Denilson Cardoso de Araújo
Entrei na escola já com sensação de fracasso. Briga no pátio! Três meninas se estapeavam. Turba de alunos ciscava em volta, estimulando o pior. Na véspera, um aluno mandara a Diretora “tomar naquele lugar”. Outro avançou sobre uma docente com um pedaço de pau. Surras de cinco contra um ocorreram. Desanimei. Pensei ir embora. Mas rejo-me pelo conceito que defendi em poema, do “poder do pensamento negativo”. Não é maluquice. Desde de Norman Vincent Peale e seu “O Poder do Pensamento Positivo”, ficou incorreto pensar-se o pior sobre qualquer coisa. O problema é que, muitas vezes, vi em mim e em muitos otimismos pueris. Que esperam jardins, mesmo quando já no lodo se está e a laje das expectativas melhores já desabou-nos.

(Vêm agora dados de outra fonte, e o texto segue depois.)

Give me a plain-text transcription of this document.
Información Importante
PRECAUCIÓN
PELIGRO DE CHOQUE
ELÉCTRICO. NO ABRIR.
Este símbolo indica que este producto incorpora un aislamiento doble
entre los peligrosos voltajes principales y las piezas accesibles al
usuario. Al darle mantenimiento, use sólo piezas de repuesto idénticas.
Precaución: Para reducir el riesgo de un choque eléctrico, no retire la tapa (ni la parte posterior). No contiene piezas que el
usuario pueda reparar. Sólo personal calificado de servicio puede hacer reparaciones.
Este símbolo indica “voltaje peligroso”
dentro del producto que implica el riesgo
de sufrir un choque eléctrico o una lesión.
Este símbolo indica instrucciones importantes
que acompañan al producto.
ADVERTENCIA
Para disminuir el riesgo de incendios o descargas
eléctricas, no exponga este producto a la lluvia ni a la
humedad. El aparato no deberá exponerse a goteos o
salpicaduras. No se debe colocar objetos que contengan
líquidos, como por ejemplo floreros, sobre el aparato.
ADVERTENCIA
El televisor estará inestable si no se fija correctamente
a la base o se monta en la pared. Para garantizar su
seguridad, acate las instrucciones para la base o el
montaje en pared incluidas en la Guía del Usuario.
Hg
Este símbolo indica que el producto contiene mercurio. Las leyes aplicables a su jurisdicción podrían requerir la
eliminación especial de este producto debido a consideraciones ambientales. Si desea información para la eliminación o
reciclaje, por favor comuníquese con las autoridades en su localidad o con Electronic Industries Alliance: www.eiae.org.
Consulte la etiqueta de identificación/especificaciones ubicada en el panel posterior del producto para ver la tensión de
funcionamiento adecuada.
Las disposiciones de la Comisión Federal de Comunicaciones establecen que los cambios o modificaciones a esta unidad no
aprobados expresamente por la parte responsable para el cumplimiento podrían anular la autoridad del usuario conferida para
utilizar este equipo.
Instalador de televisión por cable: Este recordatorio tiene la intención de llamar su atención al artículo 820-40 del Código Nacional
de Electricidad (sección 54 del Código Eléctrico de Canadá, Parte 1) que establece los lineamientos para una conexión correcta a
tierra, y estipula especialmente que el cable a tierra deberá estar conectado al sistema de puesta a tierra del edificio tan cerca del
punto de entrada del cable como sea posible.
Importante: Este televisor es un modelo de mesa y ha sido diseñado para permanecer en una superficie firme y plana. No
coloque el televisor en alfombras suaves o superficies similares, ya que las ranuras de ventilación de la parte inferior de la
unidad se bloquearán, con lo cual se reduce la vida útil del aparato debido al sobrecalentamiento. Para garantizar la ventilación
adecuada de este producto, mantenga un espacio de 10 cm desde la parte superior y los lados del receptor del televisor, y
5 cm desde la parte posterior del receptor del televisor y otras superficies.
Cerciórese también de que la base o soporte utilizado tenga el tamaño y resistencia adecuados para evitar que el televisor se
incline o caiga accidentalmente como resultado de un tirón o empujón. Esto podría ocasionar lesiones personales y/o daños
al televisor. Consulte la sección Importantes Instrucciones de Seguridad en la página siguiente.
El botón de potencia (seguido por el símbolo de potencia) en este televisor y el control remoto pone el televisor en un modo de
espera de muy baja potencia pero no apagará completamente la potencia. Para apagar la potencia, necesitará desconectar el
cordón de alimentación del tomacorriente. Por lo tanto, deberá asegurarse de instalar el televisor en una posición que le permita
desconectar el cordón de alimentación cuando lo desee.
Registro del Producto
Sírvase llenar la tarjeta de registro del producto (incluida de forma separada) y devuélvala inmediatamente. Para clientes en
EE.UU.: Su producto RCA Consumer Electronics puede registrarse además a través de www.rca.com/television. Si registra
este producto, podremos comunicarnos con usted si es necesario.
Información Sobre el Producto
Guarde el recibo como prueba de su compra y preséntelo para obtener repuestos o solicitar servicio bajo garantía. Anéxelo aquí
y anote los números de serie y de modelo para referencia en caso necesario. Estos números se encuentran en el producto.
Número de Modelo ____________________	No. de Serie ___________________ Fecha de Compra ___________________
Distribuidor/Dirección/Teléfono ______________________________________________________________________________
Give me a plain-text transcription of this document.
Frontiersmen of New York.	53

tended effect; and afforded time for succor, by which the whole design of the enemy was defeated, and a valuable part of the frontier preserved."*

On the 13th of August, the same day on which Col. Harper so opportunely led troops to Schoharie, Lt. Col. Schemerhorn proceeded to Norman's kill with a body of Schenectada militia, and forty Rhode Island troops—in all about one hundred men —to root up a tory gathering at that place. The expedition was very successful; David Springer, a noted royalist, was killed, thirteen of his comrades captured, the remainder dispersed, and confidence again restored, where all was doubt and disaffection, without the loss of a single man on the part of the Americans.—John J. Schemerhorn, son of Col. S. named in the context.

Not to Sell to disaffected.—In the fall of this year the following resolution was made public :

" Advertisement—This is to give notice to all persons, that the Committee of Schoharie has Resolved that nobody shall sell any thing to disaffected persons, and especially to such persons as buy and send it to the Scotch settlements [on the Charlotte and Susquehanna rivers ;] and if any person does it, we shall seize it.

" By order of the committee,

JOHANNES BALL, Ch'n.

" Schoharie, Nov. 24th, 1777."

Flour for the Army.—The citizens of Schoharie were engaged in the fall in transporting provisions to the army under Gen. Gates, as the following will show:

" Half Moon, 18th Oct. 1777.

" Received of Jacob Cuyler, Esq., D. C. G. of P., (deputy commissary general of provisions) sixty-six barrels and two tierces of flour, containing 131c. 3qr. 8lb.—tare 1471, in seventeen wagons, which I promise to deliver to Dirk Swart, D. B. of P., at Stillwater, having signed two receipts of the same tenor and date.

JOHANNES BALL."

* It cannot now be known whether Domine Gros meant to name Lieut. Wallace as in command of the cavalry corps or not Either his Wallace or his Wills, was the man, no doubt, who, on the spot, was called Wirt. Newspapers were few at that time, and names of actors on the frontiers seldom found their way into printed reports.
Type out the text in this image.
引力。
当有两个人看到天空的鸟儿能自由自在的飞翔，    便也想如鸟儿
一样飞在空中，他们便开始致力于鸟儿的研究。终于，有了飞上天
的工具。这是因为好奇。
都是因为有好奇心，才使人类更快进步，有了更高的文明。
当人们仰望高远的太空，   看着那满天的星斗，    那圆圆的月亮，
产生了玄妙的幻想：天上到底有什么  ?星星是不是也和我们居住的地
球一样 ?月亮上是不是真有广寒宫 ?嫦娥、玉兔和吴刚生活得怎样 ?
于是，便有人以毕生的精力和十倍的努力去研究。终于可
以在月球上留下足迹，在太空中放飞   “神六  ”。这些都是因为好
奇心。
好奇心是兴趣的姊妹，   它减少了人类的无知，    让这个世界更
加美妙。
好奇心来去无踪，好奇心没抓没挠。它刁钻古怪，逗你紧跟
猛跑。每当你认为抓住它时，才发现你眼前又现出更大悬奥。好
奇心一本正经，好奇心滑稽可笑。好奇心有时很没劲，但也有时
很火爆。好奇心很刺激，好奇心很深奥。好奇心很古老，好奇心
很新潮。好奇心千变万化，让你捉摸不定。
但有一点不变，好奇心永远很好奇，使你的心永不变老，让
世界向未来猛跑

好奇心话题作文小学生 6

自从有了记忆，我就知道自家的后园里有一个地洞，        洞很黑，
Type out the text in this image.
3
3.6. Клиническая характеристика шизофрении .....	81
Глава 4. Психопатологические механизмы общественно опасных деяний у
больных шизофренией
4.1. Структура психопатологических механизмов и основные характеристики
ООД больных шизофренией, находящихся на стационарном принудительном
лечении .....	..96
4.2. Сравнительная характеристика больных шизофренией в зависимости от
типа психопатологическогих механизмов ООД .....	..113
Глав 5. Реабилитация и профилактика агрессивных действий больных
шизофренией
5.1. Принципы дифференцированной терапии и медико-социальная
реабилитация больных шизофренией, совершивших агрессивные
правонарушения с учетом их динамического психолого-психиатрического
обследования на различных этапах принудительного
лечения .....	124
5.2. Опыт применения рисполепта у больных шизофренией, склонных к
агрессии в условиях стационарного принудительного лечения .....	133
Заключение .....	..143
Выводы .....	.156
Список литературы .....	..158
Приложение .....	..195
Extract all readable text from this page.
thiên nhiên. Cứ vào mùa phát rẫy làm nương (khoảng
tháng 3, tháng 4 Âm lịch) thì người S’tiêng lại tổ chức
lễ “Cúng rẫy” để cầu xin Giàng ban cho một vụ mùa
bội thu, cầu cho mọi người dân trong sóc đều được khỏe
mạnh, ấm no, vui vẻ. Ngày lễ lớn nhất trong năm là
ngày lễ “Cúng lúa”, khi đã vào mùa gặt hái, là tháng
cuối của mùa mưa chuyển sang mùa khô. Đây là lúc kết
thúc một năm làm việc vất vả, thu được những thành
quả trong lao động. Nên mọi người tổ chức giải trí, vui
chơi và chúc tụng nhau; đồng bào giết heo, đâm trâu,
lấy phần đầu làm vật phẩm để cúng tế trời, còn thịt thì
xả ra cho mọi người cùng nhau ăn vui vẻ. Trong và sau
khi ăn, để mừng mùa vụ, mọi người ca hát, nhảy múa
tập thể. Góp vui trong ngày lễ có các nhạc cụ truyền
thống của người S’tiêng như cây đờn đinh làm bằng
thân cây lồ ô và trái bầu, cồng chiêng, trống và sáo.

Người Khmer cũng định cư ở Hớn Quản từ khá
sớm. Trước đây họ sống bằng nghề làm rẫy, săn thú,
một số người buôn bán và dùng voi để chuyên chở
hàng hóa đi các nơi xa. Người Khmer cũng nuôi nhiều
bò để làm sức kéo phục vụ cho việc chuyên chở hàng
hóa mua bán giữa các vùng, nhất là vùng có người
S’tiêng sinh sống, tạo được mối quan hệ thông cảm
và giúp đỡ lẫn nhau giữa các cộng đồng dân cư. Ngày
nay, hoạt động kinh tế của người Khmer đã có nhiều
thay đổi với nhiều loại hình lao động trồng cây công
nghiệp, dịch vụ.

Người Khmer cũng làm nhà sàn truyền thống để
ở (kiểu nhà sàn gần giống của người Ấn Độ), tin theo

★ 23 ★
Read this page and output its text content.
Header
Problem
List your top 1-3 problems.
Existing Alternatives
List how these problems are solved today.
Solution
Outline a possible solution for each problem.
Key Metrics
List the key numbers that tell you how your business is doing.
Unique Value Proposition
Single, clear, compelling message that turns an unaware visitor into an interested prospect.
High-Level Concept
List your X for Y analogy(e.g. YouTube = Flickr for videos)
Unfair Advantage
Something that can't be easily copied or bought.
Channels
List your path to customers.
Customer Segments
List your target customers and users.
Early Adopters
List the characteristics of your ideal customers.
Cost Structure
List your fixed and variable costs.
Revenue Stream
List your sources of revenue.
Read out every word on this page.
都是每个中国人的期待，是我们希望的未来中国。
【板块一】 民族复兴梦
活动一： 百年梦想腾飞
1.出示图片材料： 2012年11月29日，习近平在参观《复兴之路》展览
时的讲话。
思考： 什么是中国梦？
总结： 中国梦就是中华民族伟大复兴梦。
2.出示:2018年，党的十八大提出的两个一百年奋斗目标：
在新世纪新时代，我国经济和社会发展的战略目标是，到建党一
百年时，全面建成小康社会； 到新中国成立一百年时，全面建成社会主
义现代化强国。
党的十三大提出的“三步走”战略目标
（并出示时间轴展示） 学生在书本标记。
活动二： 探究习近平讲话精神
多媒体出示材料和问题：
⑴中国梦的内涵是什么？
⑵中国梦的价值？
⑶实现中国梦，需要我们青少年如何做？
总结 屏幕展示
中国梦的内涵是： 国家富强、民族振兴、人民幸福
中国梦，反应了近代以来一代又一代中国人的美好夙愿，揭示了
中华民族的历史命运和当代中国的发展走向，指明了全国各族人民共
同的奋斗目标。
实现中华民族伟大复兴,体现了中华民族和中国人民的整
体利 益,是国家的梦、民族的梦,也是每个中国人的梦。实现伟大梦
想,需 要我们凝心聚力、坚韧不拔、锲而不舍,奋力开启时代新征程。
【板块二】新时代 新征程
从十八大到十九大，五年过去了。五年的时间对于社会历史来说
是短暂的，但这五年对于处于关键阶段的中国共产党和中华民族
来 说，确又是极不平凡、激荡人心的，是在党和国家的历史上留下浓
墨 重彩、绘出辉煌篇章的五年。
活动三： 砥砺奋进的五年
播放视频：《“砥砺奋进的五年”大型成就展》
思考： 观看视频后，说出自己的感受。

Otimismo-Pangloss: tudo sempre ótimo neste mundo excelente. Ainda que podre, eis que outro não há. Otimismo-Polyana. Infantilmente esquece fracassos que espreitam na estrada da boa vontade inocente. Quebrei muito a cara, porque não contei com tropeços, topadas, quedas, mentiras, traições. O homem é humano. Truísmo que refere o ente em seus limites. O humano tem apetites, desejos, vanglórias, invejas, vaidades. Um dia apodrece e o que lhe é sublime se esvai. Penosa tarefa, exercer na corrupção da matéria o sublime. Difícil até para santos. Apóstolo Paulo: “o que quero não faço, faço o que não quero”. Somos corruptíveis, fracos, menores. Temos que contar com vilezas nossas e de outros. Planejar a vida em cego otimismo dá cruéis frustrações.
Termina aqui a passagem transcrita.